OLA questions go through an extensive vetting process in committees before they’re sent to participants. Miriam said it’s important that diplomates give feedback when they run across a question they think is too vague or doesn’t fit their work. Participant feedback can trigger an internal process that sometimes results in the question being pulled.
“If you see a question you think isn’t appropriate, please flag it,” she said. “We do review it, and I want to see that.”
Mike Taylor, MS, is a former co-worker of Miriam’s who has known her for almost 20 years. He invited her to become an ABR volunteer and has been impressed with what she has helped accomplish.
“Miriam played a key role in the development and rollout of the OLA program, helping guide the transition from the 10-year exam with thoughtfulness and care,” he said. “Her steady dedication didn’t just improve the process … it helped create a better experience for ABR diplomates.”
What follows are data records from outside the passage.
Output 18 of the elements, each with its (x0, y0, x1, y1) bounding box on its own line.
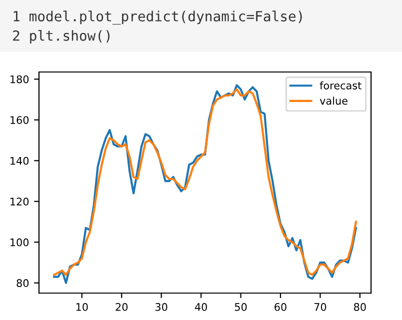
x-tick-label: 50 (234, 303, 247, 311)
y-tick-label: 120 (10, 198, 29, 206)
x-tick-label: 40 (194, 303, 207, 311)
text: 2 plt.show() (13, 30, 110, 44)
y-tick-label: 100 (10, 238, 29, 246)
x-tick-label: 20 (116, 303, 128, 311)
x-tick-label: 10 (76, 303, 88, 311)
text: 1 model.plot_predict(dynamic=False) (14, 10, 302, 25)
legend-label: value (320, 96, 348, 105)
y-tick-label: 80 (16, 279, 29, 288)
y-tick-label: 140 (10, 156, 29, 165)
legend-label: forecast (320, 81, 362, 90)
y-tick-label: 160 (10, 116, 29, 124)
x-tick-label: 70 (314, 303, 326, 311)
x-tick-label: 60 (274, 303, 286, 311)
y-tick-label: 180 (10, 75, 29, 84)
x-tick-label: 80 (354, 303, 366, 311)
x-tick-label: 30 (155, 303, 168, 311)
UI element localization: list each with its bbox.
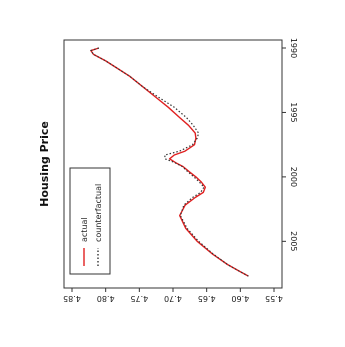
year-tick-label: 2005 <box>289 231 298 251</box>
series-line-counterfactual <box>90 47 249 277</box>
legend-box <box>69 167 111 275</box>
value-tick-label: 4.85 <box>63 294 81 303</box>
value-axis: 4.55 4.60 4.65 4.70 4.75 4.80 4.85 <box>63 288 283 303</box>
legend-label-counterfactual: counterfactual <box>94 184 103 242</box>
year-tick-label: 1990 <box>289 38 298 58</box>
year-axis: 1990 1995 2000 2005 <box>282 38 298 252</box>
value-tick-label: 4.75 <box>130 294 148 303</box>
series-line-actual <box>90 47 249 277</box>
value-tick-label: 4.70 <box>164 294 182 303</box>
value-tick-label: 4.80 <box>97 294 115 303</box>
value-tick-label: 4.65 <box>198 294 216 303</box>
year-tick-label: 2000 <box>289 167 298 187</box>
legend: actual counterfactual <box>69 167 111 275</box>
value-tick-label: 4.60 <box>231 294 249 303</box>
value-tick-label: 4.55 <box>265 294 283 303</box>
series-layer <box>90 47 249 277</box>
chart-title: Housing Price <box>38 121 51 207</box>
year-tick-label: 1995 <box>289 102 298 122</box>
legend-label-actual: actual <box>80 217 89 242</box>
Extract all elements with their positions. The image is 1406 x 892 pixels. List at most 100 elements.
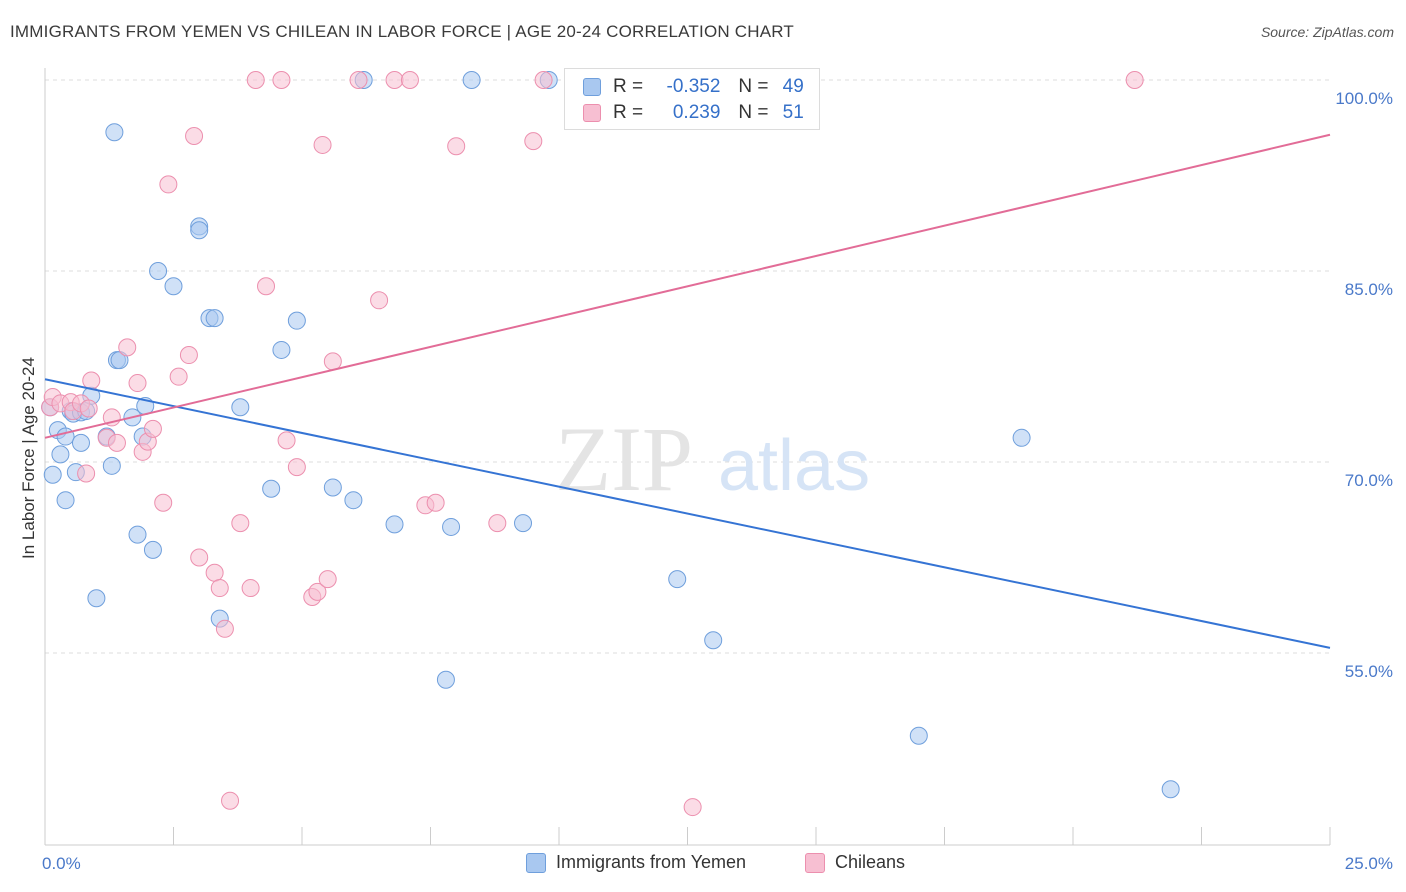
point-yemen (128, 525, 147, 544)
point-chileans (323, 352, 342, 371)
gridlines (45, 79, 1330, 654)
point-yemen (668, 570, 687, 589)
point-chileans (447, 137, 466, 156)
point-yemen (385, 515, 404, 534)
watermark: ZIP atlas (555, 408, 870, 510)
trend-lines (44, 133, 1331, 649)
point-chileans (231, 514, 250, 533)
point-yemen (102, 456, 121, 475)
point-chileans (221, 791, 240, 810)
point-chileans (241, 579, 260, 598)
tick-labels: 100.0% 85.0% 70.0% 55.0% 0.0% 25.0% (42, 89, 1393, 873)
r-value: 0.239 (672, 102, 721, 123)
point-chileans (277, 431, 296, 450)
point-chileans (287, 458, 306, 477)
point-chileans (246, 71, 265, 89)
point-chileans (318, 570, 337, 589)
point-yemen (149, 262, 168, 280)
point-chileans (210, 579, 229, 598)
point-chileans (313, 135, 332, 154)
point-chileans (77, 464, 96, 483)
stats-swatch-blue (583, 78, 601, 96)
point-yemen (231, 398, 250, 417)
point-chileans (154, 493, 173, 512)
y-tick-label: 55.0% (1345, 662, 1393, 681)
point-yemen (323, 478, 342, 497)
point-chileans (534, 71, 553, 89)
point-chileans (169, 367, 188, 386)
y-tick-label: 100.0% (1335, 89, 1393, 108)
n-value: 49 (782, 76, 804, 97)
point-yemen (704, 631, 723, 650)
point-chileans (349, 71, 368, 89)
trend-line-yemen (44, 378, 1331, 649)
legend-swatch-pink (805, 852, 825, 873)
n-label: N = (738, 76, 769, 97)
point-chileans (82, 371, 101, 390)
point-yemen (272, 340, 291, 359)
point-chileans (385, 71, 404, 89)
point-chileans (159, 175, 178, 194)
point-yemen (56, 491, 75, 510)
point-chileans (400, 71, 419, 89)
y-tick-label: 85.0% (1345, 280, 1393, 299)
bottom-legend: Immigrants from Yemen Chileans (0, 852, 1406, 878)
r-value: -0.352 (666, 76, 721, 97)
point-yemen (105, 123, 124, 142)
x-tick-label: 0.0% (42, 854, 81, 873)
point-chileans (488, 514, 507, 533)
r-label: R = (613, 102, 644, 123)
legend-item-chileans[interactable]: Chileans (805, 852, 905, 873)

As often occurs in smaller subspecialties, Miriam also has served as an ABR oral examiner. She said the process is rigorous, for examinees and even for examiners, as they try to determine whether physicians or physicists are safe to practice independently.
“Every year I do it, I am a little anxious going in,” she said. “I can’t compare it to the nerves I felt as an examinee. But the examiners really want to help examinees demonstrate their knowledge in the best way possible.”
Miriam took her certifying oral exam in Louisville, a former rite of passage for ABR diplomates. She said the move to remote exams has been a positive change for those giving and taking exams.
“It was unbelievably stressful,” she said. “I think doing the remote exams is better. Certainly, for me as an examiner, and I hope for examinees, too. I think we’ve improved a lot there.”
On the Continuing Certification side, she believes that answering OLA questions goes beyond diplomate obligation. Miriam finds the platform educational and a great way to gauge physician or physicist knowledge, which benefits the public.
“I find OLA to be a good learning process,” she said. “I like that if you get a question wrong, you have the opportunity to understand the answer. We try to provide a good rationale and then you get to see a variation of the question and hopefully improve. I think it’s a really good method, especially for people who are working in the clinic. They get to know what they know and what they don’t know and improve their knowledge and hopefully their patient care. That’s the ultimate goal.”